SiTime has introduced the Elite 2 Super-TCXO, a temperature-compensated oscillator the company is aiming at AI data centers where time synchronization can limit GPU utilization. The pitch is straightforward: tighter time alignment across distributed GPU workloads reduces wait cycles, avoids timeouts, and helps keep expensive accelerators busy.

SiTime’s chief business officer, Piyush Sevalia, said “industry reports show GPU utilization in AI clusters can be as low as 20 to 40 percent,” and tied that gap to timing errors that force GPUs into idle periods to prevent data corruption. Sevalia also said the industry is moving toward a target of 10 ns time synchronization across an AI cluster, down from 1 μs today, and that the Elite 2 Super-TCXO was developed after working with “leading AI system architects at hyperscalers and silicon providers.”

On specs, the Elite 2 Super-TCXO is designed for 1 ns time synchronization accuracy. Other published figures include ±2 ppb/°C dF/dT (frequency temperature slope), 6 × 10−12 Allan Deviation (ADEV), and ±50 ppb frequency stability over -40 to 105°C. SiTime lists a 3.2 mm × 2.5 mm footprint (8 mm2) for its smallest package option, and also offers a 5.0 mm × 3.2 mm ceramic package.

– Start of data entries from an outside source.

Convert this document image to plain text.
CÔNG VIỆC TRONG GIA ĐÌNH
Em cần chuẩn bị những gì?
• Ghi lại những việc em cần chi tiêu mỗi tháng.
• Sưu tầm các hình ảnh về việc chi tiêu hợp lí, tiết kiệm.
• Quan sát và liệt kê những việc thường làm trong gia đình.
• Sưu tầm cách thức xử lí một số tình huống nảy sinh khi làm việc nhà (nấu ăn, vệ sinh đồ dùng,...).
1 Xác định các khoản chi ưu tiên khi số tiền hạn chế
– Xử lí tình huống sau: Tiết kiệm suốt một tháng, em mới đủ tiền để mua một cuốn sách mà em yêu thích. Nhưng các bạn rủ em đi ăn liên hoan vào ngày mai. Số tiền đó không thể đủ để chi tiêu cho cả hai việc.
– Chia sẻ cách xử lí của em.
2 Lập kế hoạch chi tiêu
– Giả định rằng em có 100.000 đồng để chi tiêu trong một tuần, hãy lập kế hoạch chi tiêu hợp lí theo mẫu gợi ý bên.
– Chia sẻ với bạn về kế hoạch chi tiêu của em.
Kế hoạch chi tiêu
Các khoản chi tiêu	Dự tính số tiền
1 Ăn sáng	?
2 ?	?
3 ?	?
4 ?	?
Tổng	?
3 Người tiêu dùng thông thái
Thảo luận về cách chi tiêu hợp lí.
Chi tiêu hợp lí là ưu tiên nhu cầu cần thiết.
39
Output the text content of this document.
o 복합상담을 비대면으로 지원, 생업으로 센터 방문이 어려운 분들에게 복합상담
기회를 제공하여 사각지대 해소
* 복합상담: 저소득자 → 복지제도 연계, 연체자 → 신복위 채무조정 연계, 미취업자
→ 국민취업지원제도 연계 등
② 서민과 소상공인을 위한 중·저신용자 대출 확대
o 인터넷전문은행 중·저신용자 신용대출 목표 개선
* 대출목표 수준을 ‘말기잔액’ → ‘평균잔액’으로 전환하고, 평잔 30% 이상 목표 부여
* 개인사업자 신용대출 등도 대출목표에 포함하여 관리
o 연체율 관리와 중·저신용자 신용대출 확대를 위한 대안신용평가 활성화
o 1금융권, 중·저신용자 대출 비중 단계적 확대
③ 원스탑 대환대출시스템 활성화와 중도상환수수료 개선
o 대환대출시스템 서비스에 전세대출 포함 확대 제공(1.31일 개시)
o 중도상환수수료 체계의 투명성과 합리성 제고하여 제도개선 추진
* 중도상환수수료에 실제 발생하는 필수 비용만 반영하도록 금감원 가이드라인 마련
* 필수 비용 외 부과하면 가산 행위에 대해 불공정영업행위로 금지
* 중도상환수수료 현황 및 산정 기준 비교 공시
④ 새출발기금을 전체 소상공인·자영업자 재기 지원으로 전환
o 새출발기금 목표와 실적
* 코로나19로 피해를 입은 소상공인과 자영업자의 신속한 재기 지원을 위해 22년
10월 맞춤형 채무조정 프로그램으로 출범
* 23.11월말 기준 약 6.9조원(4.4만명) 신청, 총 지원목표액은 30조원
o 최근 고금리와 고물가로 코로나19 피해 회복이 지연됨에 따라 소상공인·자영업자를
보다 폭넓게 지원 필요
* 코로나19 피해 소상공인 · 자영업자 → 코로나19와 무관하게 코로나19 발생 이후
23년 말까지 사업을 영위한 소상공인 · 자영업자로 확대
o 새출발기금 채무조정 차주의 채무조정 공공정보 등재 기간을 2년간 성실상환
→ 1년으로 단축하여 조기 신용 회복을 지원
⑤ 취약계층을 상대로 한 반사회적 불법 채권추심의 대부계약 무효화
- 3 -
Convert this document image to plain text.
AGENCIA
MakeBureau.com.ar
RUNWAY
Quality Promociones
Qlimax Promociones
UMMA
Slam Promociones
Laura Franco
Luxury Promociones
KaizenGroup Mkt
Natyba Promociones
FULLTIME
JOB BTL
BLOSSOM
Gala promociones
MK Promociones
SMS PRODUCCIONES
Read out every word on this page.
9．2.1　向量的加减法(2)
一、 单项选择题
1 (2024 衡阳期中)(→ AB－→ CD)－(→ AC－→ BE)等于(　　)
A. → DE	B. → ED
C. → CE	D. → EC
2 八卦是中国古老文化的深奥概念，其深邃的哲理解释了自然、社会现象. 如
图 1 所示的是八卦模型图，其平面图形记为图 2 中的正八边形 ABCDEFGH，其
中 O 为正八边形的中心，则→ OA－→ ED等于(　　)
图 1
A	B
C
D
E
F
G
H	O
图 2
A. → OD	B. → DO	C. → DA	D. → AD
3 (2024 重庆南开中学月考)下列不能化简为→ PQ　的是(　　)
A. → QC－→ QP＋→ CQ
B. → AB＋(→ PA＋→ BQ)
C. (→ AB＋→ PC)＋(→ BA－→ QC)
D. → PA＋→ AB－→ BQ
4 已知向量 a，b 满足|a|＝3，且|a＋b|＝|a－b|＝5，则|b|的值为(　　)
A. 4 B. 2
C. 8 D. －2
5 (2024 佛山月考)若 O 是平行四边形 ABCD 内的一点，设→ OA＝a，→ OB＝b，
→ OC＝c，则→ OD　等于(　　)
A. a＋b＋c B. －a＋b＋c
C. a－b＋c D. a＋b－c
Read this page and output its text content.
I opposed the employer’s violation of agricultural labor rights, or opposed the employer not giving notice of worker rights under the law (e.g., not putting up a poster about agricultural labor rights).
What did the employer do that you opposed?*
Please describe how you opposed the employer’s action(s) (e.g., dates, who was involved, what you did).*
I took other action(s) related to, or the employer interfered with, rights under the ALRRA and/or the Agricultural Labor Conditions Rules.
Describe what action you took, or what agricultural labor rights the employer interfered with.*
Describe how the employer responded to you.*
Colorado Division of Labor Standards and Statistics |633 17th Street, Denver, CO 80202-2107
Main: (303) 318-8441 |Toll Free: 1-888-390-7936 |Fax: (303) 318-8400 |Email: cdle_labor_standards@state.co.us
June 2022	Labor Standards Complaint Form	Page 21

The company also calls out digital frequency tuning, resistance to shock, vibration, and board bending, and the elimination of “activity dips and micro jumps” associated with quartz devices.

For data center engineers, the practical implication is that timing hardware is getting pulled into the same optimization loop as networking and scheduling: if cluster-level synchronization is part of keeping accelerators fed, then oscillator performance stops being an abstract board-level spec and starts showing up as a utilization limiter. But SiTime’s utilization and performance-per-watt claims will ultimately hinge on system-level validation across real AI fabrics, not just oscillator datasheets.

SiTime said the Elite 2 Super-TCXO is sampling now, with commercial production expected in Q3 2026. Part numbers include SiT5234, SiT5235, SiT5434, and SiT5435. Dell’Oro Group vice president Sameh Boujelbene said, “As AI back-end infrastructure refreshes at a much faster cadence than traditional non-accelerated infrastructure, time synchronization accuracy becomes increasingly important to sustaining performance across rapidly evolving data center architectures.”